Anne olmak, bir insanın nüfus cüzdanında adının yer almasından, gururlanarak doğum hikâyeleri anlatmaktan ibaret değildir. Anne olmak “Yaşlanınca baksınlar.” diye geleceğe yatırım yapmak da değildir. Anne en sevecen ve en şefkatli haliyle yanında bulunur yavrusunun. Şair O. Seyfi Orhon “Annemle Hasbihal” adlı şiirinde “… Senden umuyorum teselli yine!” diyor. Hayatın zorlukları karşısında teselli eden değil midir anne? Neden günümüzde takındıkları tavırlarla, değil teselli etmek yerine çocuklarını teselliye muhtaç bırakıyor pek çok anne?

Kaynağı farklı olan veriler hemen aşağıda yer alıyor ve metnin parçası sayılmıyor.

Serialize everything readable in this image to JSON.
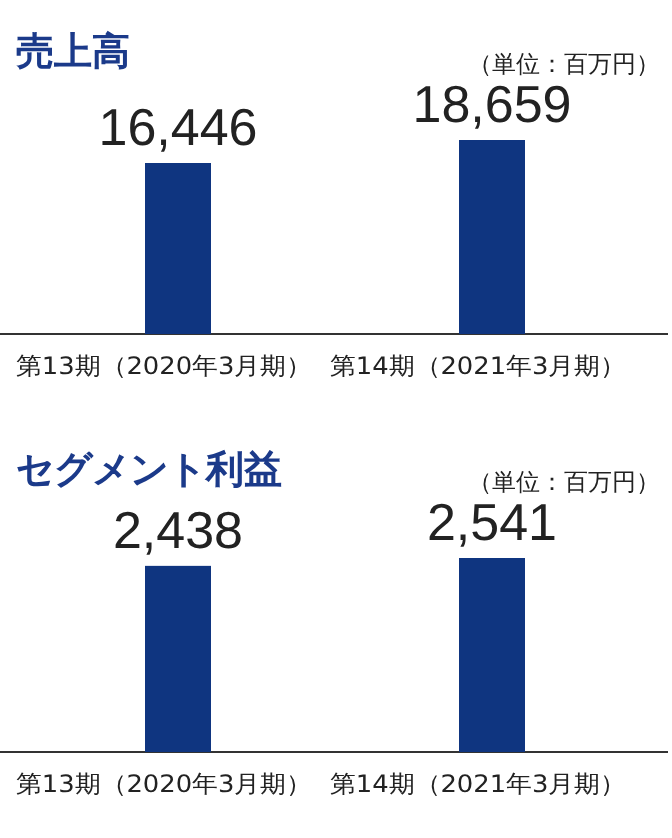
{
  "chart_data": [
    {
      "type": "bar",
      "title": "売上高",
      "subtitle": "（単位：百万円）",
      "categories": [
        "第13期（2020年3月期）",
        "第14期（2021年3月期）"
      ],
      "values": [
        16446,
        18659
      ],
      "value_labels": [
        "16,446",
        "18,659"
      ],
      "color": "#0f3580"
    },
    {
      "type": "bar",
      "title": "セグメント利益",
      "subtitle": "（単位：百万円）",
      "categories": [
        "第13期（2020年3月期）",
        "第14期（2021年3月期）"
      ],
      "values": [
        2438,
        2541
      ],
      "value_labels": [
        "2,438",
        "2,541"
      ],
      "color": "#0f3580"
    }
  ]
}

Anne olmak, en zor zamanlarda bile sakin durabilmektir. Anne olmak kendi rahatını geri plana bırakabilmektir. Kendinden vazgeçemeyen; bir emanetin sorumluluğunu taşıyacak sabrı, tahammülü olmayanların değil ikinci, üçüncü çocuk, birinci çocuğa karar vermeden önce bile çok iyi düşünmesi gerekmez mi? “Çocuk bu, bir şekilde büyür.” mantığıyla, çocuğa hükmetmeye çalışmanın adı annelik değildir. Peki ya nedir?